In the decades following the first successful detonation of a nuclear weapon on 16 July 1945, humanity quaked with fear at atomic weaponry. As the global nuclear arsenal swelled, so, too, did our dread of the breed of war we might unleash with it. As scientists researched the possible ramifications of such a conflict, a new term entered public vernacular: nuclear winter.
Since the 1980s, a nuclear winter has permeated our most dismal visions of the future: The sky suddenly blazes with the radiance of a thousand suns. Millions of lives burn to ash and shadows. Nuclear firestorms incinerate cities. Torrents of smoke ascend into the atmosphere to entomb the planet in clouds of ash. The result is noontime darkness and plummeting temperatures.
The theory of a nuclear winter is one of environmental collateral damage. The scenario assumes that if 100 or more firestorms follow the explosions of a nuclear war and loft large enough amounts of sooty smoke into the upper troposphere and lower stratosphere, it could have a profound and severe effect on the climate, causing cold weather and reduced sunlight for months or even years.

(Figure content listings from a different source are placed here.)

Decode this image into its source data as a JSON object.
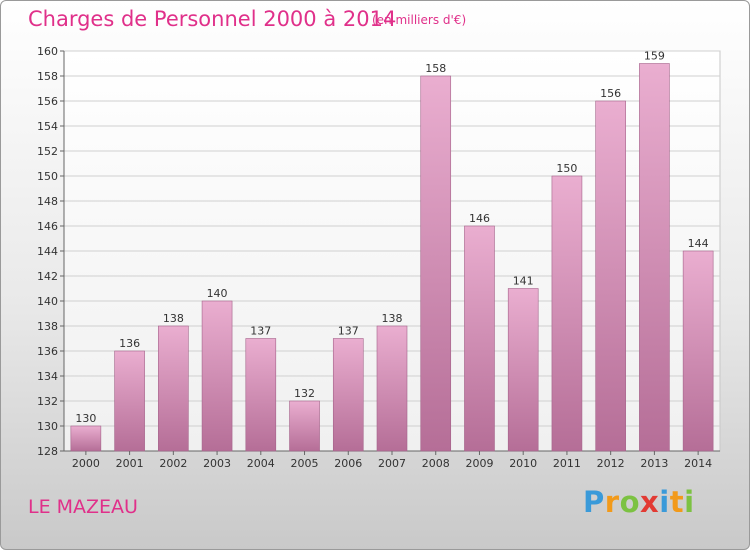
{
  "header": {
    "title": "Charges de Personnel 2000 à 2014",
    "subtitle": "(en milliers d'€)"
  },
  "footer": {
    "commune": "LE MAZEAU",
    "logo_letters": [
      {
        "char": "P",
        "color": "#3a9ad9"
      },
      {
        "char": "r",
        "color": "#f29a1a"
      },
      {
        "char": "o",
        "color": "#7cc242"
      },
      {
        "char": "x",
        "color": "#e23a33"
      },
      {
        "char": "i",
        "color": "#3a9ad9"
      },
      {
        "char": "t",
        "color": "#f29a1a"
      },
      {
        "char": "i",
        "color": "#7cc242"
      }
    ]
  },
  "colors": {
    "title": "#e0308a",
    "bar_light": "#e8a9cd",
    "bar_dark": "#b86a95",
    "grid": "#d0d0d0"
  },
  "chart_data": {
    "type": "bar",
    "categories": [
      "2000",
      "2001",
      "2002",
      "2003",
      "2004",
      "2005",
      "2006",
      "2007",
      "2008",
      "2009",
      "2010",
      "2011",
      "2012",
      "2013",
      "2014"
    ],
    "values": [
      130,
      136,
      138,
      140,
      137,
      132,
      137,
      138,
      158,
      146,
      141,
      150,
      156,
      159,
      144
    ],
    "ylim": [
      128,
      160
    ],
    "yticks": [
      128,
      130,
      132,
      134,
      136,
      138,
      140,
      142,
      144,
      146,
      148,
      150,
      152,
      154,
      156,
      158,
      160
    ],
    "grid": true,
    "title": "Charges de Personnel 2000 à 2014",
    "xlabel": "",
    "ylabel": ""
  }
}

In an interview with Mikhail Gorbachev in 2000, the interviewer commented, “In the 1980s, you warned about the unprecedented dangers of nuclear weapons and took very daring steps to reverse the arms race.” Gorbachev responded, “Models made by Russian and American scientists showed that a nuclear war would result in a nuclear winter that would be extremely destructive to all life on Earth; the knowledge of that was a great stimulus to us, to people with honor and morality, to act in that situation.”
In the late 1980s, as the implications of a nuclear winter began to be taken more seriously, military analysts turned their attention to the development of nuclear warheads that would explode at low altitudes and cause less fires ignited by thermal radiation, thus reducing the likelihood of a nuclear winter.
Volcanic winters are similar in nature to the theoretical nuclear winter, although there have been a number of instances of volcanic ash and droplets of sulfuric acid obscuring the Sun and increasing the Earth’s reflection of solar radiation: the eruption of Mount Tambora in 1815, the explosion of Krakatoa in 1883, and more recently, the explosion of Mount Pinutubo in 1991.